Weitere Risse bekam das Bild des Wirtschaftswunderlandes vor knapp 40 Jahren, als im Gefolge der Ölkrise (1973) die Arbeitslosenzahlen erstmals auf über eine Million stiegen. Seitdem ist die monatliche Arbeitslosenstatistik fester Bestandteil der Nachrichten. Für die Generation der »Babyboomer«, Mitte der 50er bis Mitte der 60er Jahre geboren, schien die bruchlose »Kaminkarriere«, die rasch und geradlinig nach oben führt, schon nicht mehr selbstverständlich. Diskutiert wurde über sterbende Industrien und die moderne Dienstleistungsgesellschaft, über die Lehrerschwemme und Vorruhestandsregelungen, um Platz für die Jungen zu machen. Seit etwa 20 Jahren bestimmen moderne Kommunikationstechnologien und weltweite Vernetzung mehr und mehr das Wirtschaftsleben. Die Wirtschaft ist »global« geworden. Was in China oder Indien passiert, beeinflusst unseren Arbeitsmarkt. World Wide Web und E-Mail beschleunigten Prozesse in einem Maße, wie es unsere Väter und Mütter kaum für möglich gehalten hätten.

Und heute? Was die Babyboomer sich mühsam aneignen mussten, ist für die »Generation Y« selbstverständlich. Diese nach 1980 geborenen »Millennials« oder »Digital Natives« sind bereits mit Handy und Internet aufgewachsen. Jederzeit Zugang zu Informationen zu haben, stets online sein zu können, ist für sie selbstverständlich. Anderes dagegen ist längst nicht mehr selbstverständlich: ein rascher Berufseinstieg etwa, ein unbefristeter Arbeitsvertrag, eine planbare Zukunft.
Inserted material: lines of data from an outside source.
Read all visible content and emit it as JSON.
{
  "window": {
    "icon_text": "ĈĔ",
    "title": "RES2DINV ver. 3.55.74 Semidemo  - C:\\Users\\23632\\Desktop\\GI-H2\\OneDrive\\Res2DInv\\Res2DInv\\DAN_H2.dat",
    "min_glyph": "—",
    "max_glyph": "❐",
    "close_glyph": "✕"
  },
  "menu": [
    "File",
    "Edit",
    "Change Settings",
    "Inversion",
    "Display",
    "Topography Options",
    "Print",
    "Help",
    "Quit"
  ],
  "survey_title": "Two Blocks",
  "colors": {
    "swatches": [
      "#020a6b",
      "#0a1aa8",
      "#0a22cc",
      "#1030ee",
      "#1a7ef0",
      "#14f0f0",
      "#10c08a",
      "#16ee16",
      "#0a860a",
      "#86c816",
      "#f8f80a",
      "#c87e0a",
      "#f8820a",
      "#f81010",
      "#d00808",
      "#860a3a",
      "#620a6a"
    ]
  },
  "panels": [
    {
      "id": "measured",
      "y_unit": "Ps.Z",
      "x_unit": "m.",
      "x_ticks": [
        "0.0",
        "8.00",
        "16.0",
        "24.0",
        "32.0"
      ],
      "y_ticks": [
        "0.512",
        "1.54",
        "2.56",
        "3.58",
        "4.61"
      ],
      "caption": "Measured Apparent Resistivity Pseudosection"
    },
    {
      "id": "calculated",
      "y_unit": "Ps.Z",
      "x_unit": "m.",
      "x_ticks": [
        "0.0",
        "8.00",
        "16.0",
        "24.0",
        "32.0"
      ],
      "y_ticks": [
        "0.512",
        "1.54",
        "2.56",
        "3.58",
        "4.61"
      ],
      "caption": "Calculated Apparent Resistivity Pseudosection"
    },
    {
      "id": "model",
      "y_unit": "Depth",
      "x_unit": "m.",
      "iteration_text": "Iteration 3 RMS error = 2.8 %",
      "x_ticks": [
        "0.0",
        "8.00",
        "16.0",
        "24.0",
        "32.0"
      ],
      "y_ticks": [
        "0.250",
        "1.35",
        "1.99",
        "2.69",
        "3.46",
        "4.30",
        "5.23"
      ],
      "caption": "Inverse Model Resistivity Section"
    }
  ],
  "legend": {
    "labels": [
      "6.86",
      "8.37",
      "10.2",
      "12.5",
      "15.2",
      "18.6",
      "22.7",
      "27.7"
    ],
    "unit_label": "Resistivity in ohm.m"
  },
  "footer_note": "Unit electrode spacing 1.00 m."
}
Wer heute 30 ist, weiß, dass er »flexibel« und »mobil« sein muss. Auch die Arbeitsmärkte sind global und bieten manchem traumhafte Chancen. Anderen dagegen bieten sie Zeitarbeit, ein Hangeln von Befristung zu Befristung oder gar Ein-Euro-Jobs. Propagiert wird der hoch qualifizierte Lebensunternehmer, der von seinem Arbeitgeber für hohes Engagement im Gegenzug Gestaltungsfreiraum und Sinnerfüllung erwartet. Gleichzeitig sorgen sich Soziologen um den sozialen Frieden, wenn die Schere zwischen Arm und Reich immer weiter auseinandergeht, mit prekären Arbeitsverhältnissen am einen Ende der Skala und Spitzenboni am anderen.

Von diesen Umwälzungen bleibt natürlich auch der Führungsalltag nicht verschont: Führungskräfte werden weitgehend damit alleingelassen, ihre Mannschaft in der neuen Arbeitswelt und unter so stark veränderten Rahmenbedingungen zu motivieren und auf Erfolgskurs zu halten – eine Mannschaft, in der womöglich Leiharbeiter, befristetet Beschäftigte, langjährige Stammmitarbeiter und karrierehungrige Millennials miteinander auskommen müssen. Wie funktioniert »Führung 2.0«? Das ist das Thema dieses Buches.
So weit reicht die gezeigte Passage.